The peril of laziness lost
Laziness, Abstraction, and Code Quality
- Many agree the “virtue of laziness” is useful: friction forces you to understand the problem and avoid unnecessary work and abstractions.
- Several advocate “WET / Rule of three”: duplicate code once or twice, then abstract only if a clear pattern emerges; wrong abstractions are costlier than duplication.
- Others warn that abstractions don’t automatically simplify systems; leaky or premature abstractions can be worse than repetition.
LLMs, “Vibe Coding,” and Slop
- A recurring theme: LLMs aren’t “lazy” and will eagerly generate large, overbuilt solutions (e.g., custom parsers, SPAs, platforms) where a simple script or existing library would do.
- People describe PRs with thousands of lines of redundant or irrelevant code, produced quickly without the usual human “this is dumb” filter.
- Some see LLMs as poor at forming and maintaining a coherent system-level mental model, so they accumulate “sloppy” local fixes and dead-end abstractions.
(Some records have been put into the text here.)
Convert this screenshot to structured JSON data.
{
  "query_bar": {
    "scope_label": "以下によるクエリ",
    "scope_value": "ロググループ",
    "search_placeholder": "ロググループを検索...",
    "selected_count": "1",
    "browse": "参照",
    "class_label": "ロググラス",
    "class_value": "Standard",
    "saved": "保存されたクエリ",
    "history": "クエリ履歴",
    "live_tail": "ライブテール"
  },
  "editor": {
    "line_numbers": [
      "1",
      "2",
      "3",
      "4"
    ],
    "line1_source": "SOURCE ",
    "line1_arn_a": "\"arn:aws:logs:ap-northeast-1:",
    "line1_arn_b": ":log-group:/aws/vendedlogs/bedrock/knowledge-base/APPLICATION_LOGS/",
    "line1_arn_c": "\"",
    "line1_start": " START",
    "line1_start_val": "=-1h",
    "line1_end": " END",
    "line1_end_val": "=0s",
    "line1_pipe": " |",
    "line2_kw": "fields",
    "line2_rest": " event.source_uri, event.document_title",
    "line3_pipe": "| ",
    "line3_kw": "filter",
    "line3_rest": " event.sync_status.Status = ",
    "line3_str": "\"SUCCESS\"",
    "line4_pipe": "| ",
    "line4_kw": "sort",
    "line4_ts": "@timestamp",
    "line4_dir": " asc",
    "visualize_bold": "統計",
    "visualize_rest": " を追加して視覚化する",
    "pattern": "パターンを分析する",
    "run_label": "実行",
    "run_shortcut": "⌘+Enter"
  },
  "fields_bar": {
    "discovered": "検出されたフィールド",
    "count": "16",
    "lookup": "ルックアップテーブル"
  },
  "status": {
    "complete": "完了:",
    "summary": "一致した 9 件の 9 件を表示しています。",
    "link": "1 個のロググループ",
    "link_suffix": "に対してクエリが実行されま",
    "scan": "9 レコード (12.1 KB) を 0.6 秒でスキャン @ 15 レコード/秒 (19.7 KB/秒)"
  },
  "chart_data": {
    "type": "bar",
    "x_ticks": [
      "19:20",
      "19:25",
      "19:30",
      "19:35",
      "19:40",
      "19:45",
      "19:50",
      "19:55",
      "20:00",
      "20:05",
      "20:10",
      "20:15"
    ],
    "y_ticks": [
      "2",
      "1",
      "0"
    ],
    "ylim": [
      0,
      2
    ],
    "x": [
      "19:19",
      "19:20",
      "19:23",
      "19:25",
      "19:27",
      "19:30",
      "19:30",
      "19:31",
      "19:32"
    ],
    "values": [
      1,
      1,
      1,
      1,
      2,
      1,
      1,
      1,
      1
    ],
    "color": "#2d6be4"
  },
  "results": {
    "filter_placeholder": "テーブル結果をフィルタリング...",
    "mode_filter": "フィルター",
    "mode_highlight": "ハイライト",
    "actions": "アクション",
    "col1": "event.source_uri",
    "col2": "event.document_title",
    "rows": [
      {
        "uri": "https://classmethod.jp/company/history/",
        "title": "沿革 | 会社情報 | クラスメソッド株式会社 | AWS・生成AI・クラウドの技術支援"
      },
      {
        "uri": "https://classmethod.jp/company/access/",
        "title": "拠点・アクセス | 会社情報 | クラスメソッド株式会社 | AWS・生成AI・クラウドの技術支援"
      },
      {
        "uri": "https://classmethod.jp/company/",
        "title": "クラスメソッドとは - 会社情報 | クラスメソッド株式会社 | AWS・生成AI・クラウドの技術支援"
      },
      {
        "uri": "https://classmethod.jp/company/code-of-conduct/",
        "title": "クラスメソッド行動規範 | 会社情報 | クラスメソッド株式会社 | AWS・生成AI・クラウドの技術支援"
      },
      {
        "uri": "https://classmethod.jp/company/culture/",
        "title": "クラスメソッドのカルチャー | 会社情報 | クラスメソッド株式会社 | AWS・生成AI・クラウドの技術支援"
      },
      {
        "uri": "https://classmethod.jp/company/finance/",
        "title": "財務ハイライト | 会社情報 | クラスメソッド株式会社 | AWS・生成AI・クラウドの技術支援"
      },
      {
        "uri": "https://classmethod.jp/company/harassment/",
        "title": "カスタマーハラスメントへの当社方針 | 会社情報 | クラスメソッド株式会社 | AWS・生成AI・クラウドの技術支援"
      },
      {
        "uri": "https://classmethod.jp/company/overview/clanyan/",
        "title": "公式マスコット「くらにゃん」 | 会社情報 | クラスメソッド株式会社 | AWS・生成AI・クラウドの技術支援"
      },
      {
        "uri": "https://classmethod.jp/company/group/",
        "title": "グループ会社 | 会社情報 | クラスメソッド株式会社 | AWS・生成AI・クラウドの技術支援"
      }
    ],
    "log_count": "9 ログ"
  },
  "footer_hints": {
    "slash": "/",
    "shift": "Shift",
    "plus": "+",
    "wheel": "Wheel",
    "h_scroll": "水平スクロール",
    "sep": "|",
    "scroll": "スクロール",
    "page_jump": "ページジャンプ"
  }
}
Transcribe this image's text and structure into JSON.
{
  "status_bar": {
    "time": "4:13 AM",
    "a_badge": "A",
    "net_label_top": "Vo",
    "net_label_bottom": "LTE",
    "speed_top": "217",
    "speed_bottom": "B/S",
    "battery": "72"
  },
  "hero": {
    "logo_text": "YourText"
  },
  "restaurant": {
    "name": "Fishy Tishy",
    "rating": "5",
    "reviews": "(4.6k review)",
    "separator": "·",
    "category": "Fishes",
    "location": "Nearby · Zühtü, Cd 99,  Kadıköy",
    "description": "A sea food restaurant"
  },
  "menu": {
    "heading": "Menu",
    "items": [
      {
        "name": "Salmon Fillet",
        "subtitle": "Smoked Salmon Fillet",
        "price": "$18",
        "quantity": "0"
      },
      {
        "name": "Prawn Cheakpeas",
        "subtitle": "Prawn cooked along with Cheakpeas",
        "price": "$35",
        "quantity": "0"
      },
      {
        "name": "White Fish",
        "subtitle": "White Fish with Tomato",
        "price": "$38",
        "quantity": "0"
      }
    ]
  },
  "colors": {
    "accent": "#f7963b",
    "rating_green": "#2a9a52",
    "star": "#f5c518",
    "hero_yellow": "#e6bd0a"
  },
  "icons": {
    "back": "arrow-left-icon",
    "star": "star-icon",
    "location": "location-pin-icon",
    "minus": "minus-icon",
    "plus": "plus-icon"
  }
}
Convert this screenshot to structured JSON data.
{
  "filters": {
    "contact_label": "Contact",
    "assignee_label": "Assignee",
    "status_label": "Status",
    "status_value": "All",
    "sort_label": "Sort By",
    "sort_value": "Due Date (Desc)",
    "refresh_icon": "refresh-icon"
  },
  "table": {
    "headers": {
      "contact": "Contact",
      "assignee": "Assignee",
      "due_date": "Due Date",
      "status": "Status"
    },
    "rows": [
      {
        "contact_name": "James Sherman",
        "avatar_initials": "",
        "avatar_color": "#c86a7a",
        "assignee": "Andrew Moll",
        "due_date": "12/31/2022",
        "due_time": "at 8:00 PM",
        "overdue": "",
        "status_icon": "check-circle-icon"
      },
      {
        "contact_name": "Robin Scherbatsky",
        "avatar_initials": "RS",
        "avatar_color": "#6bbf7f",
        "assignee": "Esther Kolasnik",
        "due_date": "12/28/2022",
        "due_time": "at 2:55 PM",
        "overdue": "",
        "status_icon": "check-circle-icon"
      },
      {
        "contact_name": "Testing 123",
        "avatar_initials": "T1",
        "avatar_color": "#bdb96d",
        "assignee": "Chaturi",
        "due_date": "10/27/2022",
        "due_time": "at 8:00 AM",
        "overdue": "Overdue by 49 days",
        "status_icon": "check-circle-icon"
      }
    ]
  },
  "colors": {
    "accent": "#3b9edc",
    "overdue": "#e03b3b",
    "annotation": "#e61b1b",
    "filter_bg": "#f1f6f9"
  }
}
Metrics: LOC, Tokens, and Productivity
- Bragging about huge line counts is widely ridiculed; many point to historical stories where deleting code was the real productivity gain.
- LOC is viewed as a terrible metric, now made even worse when code is AI-generated.
- Token usage is seen by some as a slightly better heuristic (amount of “thinking” offloaded), but others note it can be gamed just like LOC.
- One team reports roughly 50%+ productivity gains with LLMs when measured against pre-LLM sprint estimates, but stresses careful validation.
Testing, Verification, and AI Limitations
- LLM-generated tests are often shallow, redundant, or misdirected; sheer quantity of tests does not equal rigor.
- In scientific domains, LLMs tend to favor common but not necessarily relevant validation cases and often neglect mathematical verification.
- Some suggest property-based testing, mutation testing, and adversarial “code vs test” agents, but emphasize that humans still need to design or at least vet the critical tests.
Value, Responsibility, and Ethics
- Multiple comments stress that the real metric is value created net of all costs: maintenance, security, legal exposure, and future cleanup.
- There is dispute over how much disasters in software-intensive systems are due to bad code versus human corruption and governance failures.
Human Craft, Careers, and Culture
- Several defend craft, strong abstractions, and deep domain knowledge as still non‑commoditized, even in an AI-heavy world.
- Others see a risk of “slop drowning” thoughtful design and worry that fast, AI-assisted output will erode standards and reward the wrong behaviors.